Council greenlights Ferry Road mixed-income development

CHANGING HANDS: Buncombe County bought the property in 2015 for $6.8 million in an effort to lure Oregon-based Deschutes Brewery, but that effort failed. Rendering courtesy of the City of Asheville

Hundreds of units of mixed-income housing are coming to a Ferry Road property, resolving years of uncertainty over the use of the land.

During the March 26 meeting of Asheville City Council, members voted unanimously to approve conditional zoning that allows the property’s owner, Buncombe County, to implement its plans for a mixed-income community. 

The 137 acres, adjacent to the French Broad River and Interstate 26 and southwest of the Asheville Outlet mall, is in city limits. The county’s $210 million plan includes building roughly 645 housing units, though the number of units could be as high as 935. At least 20% of the units will be designated affordable to those earning between 30% and 80% of the area median income (between $17,500 and $47,600 for an individual) for 20 years. All of the affordable units will accept Housing Choice vouchers. Seventy acres of forest will be conserved, providing a buffer for French Broad tributaries and protecting an ecologically significant wetland.

The property has changed ownership and planned uses several times. It was once owned by the City of Asheville but was traded to Henderson County as part of a water deal. Henderson County planned to develop a sewage treatment plant at the site, but those plans fell through after the City of Asheville and Henderson County couldn’t agree on terms. 

Buncombe County bought the property in 2015 for $6.8 million in an effort to lure Oregon-based Deschutes Brewery. Deschutes later decided to build its brewery in Virginia, leaving the property in the hands of Buncombe County, which tried for years to sell it. That led the county to work with the UNC School of Government’s Development Finance Initiative to develop new plans for the land.

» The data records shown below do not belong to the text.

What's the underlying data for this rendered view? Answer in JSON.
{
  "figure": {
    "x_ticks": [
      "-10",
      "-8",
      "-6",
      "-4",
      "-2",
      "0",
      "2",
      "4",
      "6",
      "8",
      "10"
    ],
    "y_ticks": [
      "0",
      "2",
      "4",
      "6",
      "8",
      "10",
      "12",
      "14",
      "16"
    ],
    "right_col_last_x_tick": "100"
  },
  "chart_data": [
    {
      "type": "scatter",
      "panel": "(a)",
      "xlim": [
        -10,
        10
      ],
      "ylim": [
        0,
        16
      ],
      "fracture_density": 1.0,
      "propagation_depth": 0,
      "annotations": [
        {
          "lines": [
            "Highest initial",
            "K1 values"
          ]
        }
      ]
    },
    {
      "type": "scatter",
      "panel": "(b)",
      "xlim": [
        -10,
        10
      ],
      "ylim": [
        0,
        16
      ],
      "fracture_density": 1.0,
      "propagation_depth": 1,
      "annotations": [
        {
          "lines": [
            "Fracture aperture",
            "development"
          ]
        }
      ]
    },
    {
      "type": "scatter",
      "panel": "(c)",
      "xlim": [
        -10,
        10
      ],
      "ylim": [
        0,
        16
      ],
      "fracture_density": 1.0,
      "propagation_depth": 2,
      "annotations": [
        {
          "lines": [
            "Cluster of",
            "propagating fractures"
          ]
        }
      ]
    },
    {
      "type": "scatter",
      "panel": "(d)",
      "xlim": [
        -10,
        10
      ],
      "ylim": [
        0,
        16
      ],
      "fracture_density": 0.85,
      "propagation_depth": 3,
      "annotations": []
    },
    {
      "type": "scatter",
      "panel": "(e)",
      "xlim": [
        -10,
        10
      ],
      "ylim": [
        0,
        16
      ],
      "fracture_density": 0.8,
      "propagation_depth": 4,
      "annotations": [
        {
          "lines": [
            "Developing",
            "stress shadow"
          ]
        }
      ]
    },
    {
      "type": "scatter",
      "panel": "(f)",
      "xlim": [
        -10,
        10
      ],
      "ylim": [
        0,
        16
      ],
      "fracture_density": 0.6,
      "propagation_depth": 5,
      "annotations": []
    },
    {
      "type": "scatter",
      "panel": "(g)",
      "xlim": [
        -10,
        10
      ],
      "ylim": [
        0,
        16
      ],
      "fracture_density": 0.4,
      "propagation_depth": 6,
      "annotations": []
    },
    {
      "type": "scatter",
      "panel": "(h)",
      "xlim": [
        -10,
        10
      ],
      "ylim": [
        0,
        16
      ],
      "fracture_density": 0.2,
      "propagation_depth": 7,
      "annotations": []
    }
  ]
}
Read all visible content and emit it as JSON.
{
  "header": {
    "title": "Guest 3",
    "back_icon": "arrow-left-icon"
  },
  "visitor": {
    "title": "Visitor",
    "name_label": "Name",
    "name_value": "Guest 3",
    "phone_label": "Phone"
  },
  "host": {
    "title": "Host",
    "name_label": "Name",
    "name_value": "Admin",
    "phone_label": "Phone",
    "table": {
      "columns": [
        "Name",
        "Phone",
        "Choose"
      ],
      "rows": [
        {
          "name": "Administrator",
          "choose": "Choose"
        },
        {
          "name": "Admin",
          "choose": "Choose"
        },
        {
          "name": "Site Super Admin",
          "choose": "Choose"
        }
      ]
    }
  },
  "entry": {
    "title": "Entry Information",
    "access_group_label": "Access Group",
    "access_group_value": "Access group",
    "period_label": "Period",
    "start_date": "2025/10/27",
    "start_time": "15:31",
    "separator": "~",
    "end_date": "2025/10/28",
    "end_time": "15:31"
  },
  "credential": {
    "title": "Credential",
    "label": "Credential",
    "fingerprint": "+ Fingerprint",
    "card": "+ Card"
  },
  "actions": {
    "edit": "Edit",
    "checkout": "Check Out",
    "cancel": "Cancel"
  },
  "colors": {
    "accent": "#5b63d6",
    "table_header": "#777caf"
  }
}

“I’m just kind of glad that Deschutes fell apart, I guess,” said Council member Sage Turner. “We weren’t really glad when it happened, but I’m glad now.” 

Buncombe County Commission Chair Brownie Newman was one of several speakers representing the county and said the project was an opportunity to make significant progress on both housing and conservation.

“First, approval of the project will result in the preservation of a significant forested natural area along the banks of the French Broad River so that it can be accessed and enjoyed in perpetuity by the present and future generations,” Newman explained. “Second, approval will allow one of the most significant developments focused on affordable housing proposed in Asheville and Buncombe County in recent years to move forward.” 

In other news

Council unanimously approved increases in the fiscal year 2024-25 fees and charges for city services, including a $1 increase to on-street parking meter fees from $1.50 per hour to $2.50 per hour starting Monday, July 1. Metered parking will remain free after 6 p.m. and all day on Sunday. 

Parking for city parking garages will be capped at $15 per day, down from $20. Garage parking will remain free for those who park for less than one hour.  

Other approved fee increases include $12 more per year for solid waste services; $5.64 more for stormwater management; and $2.34 more for water services, for a total of about $20 more per year on average per property owner.